Dim Awareness of “a grave sense of betrayal” on Snooping

This post is available in audio format as a DayPage from Radio InfoWeb

 

In reporting found in today’s New York Times (found at the bottom of an article entitled “Momentum Builds Against N.S.A. Surveillance”), I found the following:

Ms. Lofgren [Zoe Lofgren (Chairman of House Ethics Committee 2009–2011)] said the White House and Democratic and Republican leaders had not come to grips with what she called “a grave sense of betrayal” that greeted Mr. Snowden’s revelations. Since the Bush administration, lawmakers had been repeatedly assured that such indiscriminate collection of data did not exist, and that when targeting was unspecific, it was aimed at people abroad.

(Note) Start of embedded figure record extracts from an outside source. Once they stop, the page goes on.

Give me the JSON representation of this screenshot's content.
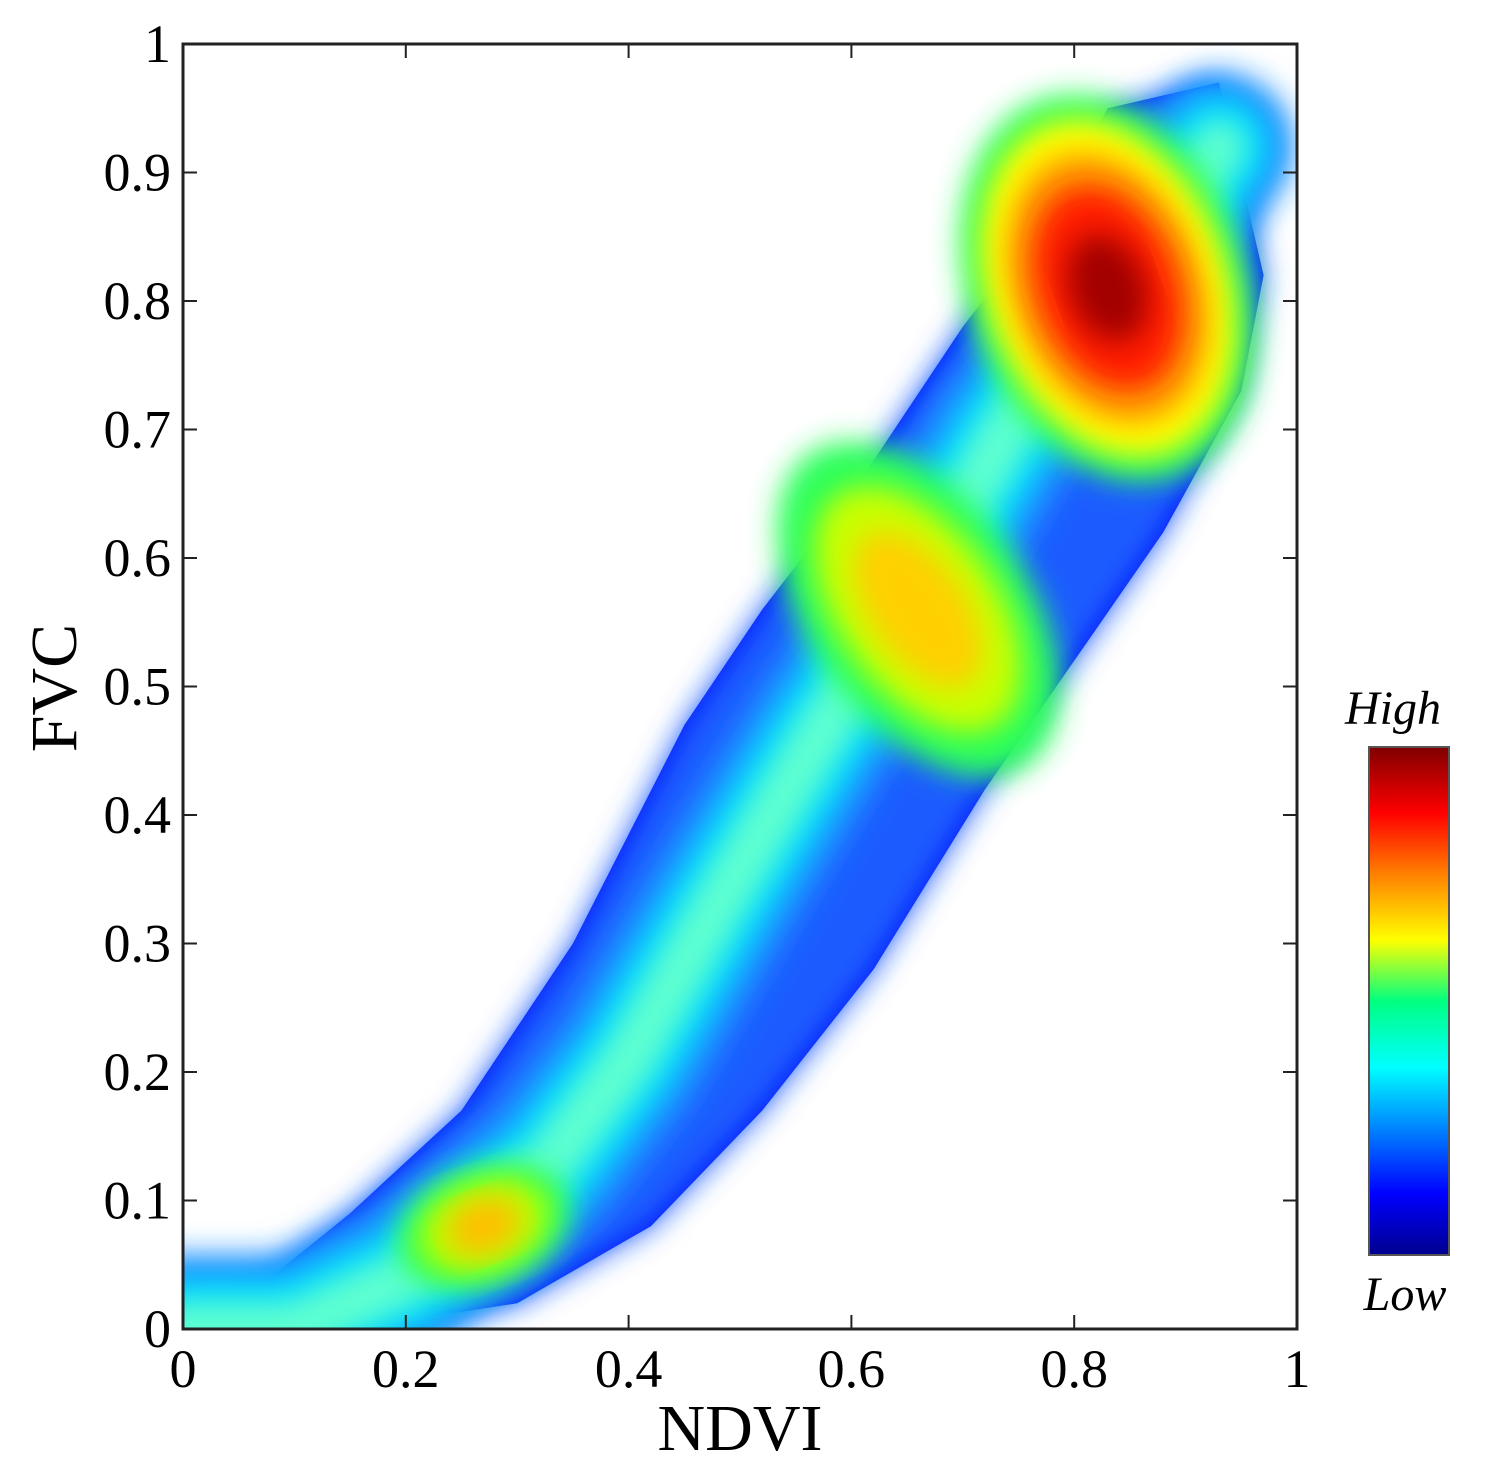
{
  "chart_data": {
    "type": "scatter",
    "subtype": "density scatter",
    "xlabel": "NDVI",
    "ylabel": "FVC",
    "xlim": [
      0,
      1
    ],
    "ylim": [
      0,
      1
    ],
    "x_ticks": [
      0,
      0.2,
      0.4,
      0.6,
      0.8,
      1
    ],
    "x_tick_labels": [
      "0",
      "0.2",
      "0.4",
      "0.6",
      "0.8",
      "1"
    ],
    "y_ticks": [
      0,
      0.1,
      0.2,
      0.3,
      0.4,
      0.5,
      0.6,
      0.7,
      0.8,
      0.9,
      1
    ],
    "y_tick_labels": [
      "0",
      "0.1",
      "0.2",
      "0.3",
      "0.4",
      "0.5",
      "0.6",
      "0.7",
      "0.8",
      "0.9",
      "1"
    ],
    "grid": false,
    "colorbar": {
      "high_label": "High",
      "low_label": "Low",
      "colormap": "jet",
      "placement": "right"
    },
    "density_centerline": [
      [
        0.0,
        0.0
      ],
      [
        0.1,
        0.0
      ],
      [
        0.2,
        0.04
      ],
      [
        0.26,
        0.08
      ],
      [
        0.33,
        0.13
      ],
      [
        0.4,
        0.21
      ],
      [
        0.48,
        0.33
      ],
      [
        0.57,
        0.46
      ],
      [
        0.66,
        0.58
      ],
      [
        0.74,
        0.7
      ],
      [
        0.83,
        0.8
      ],
      [
        0.9,
        0.88
      ],
      [
        0.93,
        0.92
      ]
    ],
    "density_lower_edge": [
      [
        0.0,
        0.0
      ],
      [
        0.15,
        0.0
      ],
      [
        0.3,
        0.02
      ],
      [
        0.42,
        0.08
      ],
      [
        0.52,
        0.17
      ],
      [
        0.62,
        0.28
      ],
      [
        0.72,
        0.42
      ],
      [
        0.8,
        0.52
      ],
      [
        0.88,
        0.62
      ],
      [
        0.95,
        0.73
      ],
      [
        0.97,
        0.82
      ]
    ],
    "density_upper_edge": [
      [
        0.0,
        0.0
      ],
      [
        0.05,
        0.02
      ],
      [
        0.15,
        0.09
      ],
      [
        0.25,
        0.17
      ],
      [
        0.35,
        0.3
      ],
      [
        0.45,
        0.47
      ],
      [
        0.52,
        0.56
      ],
      [
        0.6,
        0.65
      ],
      [
        0.7,
        0.78
      ],
      [
        0.78,
        0.87
      ],
      [
        0.83,
        0.95
      ],
      [
        0.93,
        0.97
      ]
    ],
    "density_peaks": [
      {
        "x": 0.83,
        "y": 0.81,
        "level": "high"
      },
      {
        "x": 0.66,
        "y": 0.56,
        "level": "medium-high"
      },
      {
        "x": 0.27,
        "y": 0.08,
        "level": "medium"
      }
    ]
  }
}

In its understated, and sometimes blundering way, the Times, if not Ms. Lofgren, has put its finger on what I believe to be the heart of the issue. The “sense of betrayal” is the bottom line of public sentiment from all quarters. Even the most paranoid among us couldn’t have imagined in 2001 or 2002 the extent of surveillance that would emerge post 9/11. However, concern about privacy issues was considered “fringe” until Edward Snowden’s documentation made it hard for the government to continue its denials. The Emperor’s New Clothes had been revealed. The “mainstream” was now forced to come to grips with an issue they’d been in denial over for the past decade or so.

The American public wants to believe the lies the government pours forth in an unending stream. They have an investment in their government, and thus want to believe it is a good one. But, wishing for a thing does not make it so. Americans have a great resistance to seeing the corruption, greed, and criminality in their government. It takes a strong case to shine through the smoke and haze, and it appears that Edward Snowden’s released documents finally made the case that will turn the tide of opinion of the American public.

Still, buyer’s remorse looms large in America’s consumer society. Americans may still choose to blindly embrace their corrupt and nearly bankrupted government rather than face the truth with all its consequences. Should that happen, there will come another tide, and then another. The rising waters of accumulated megalomania and neglect are drowning the current generation of despots. What will replace them?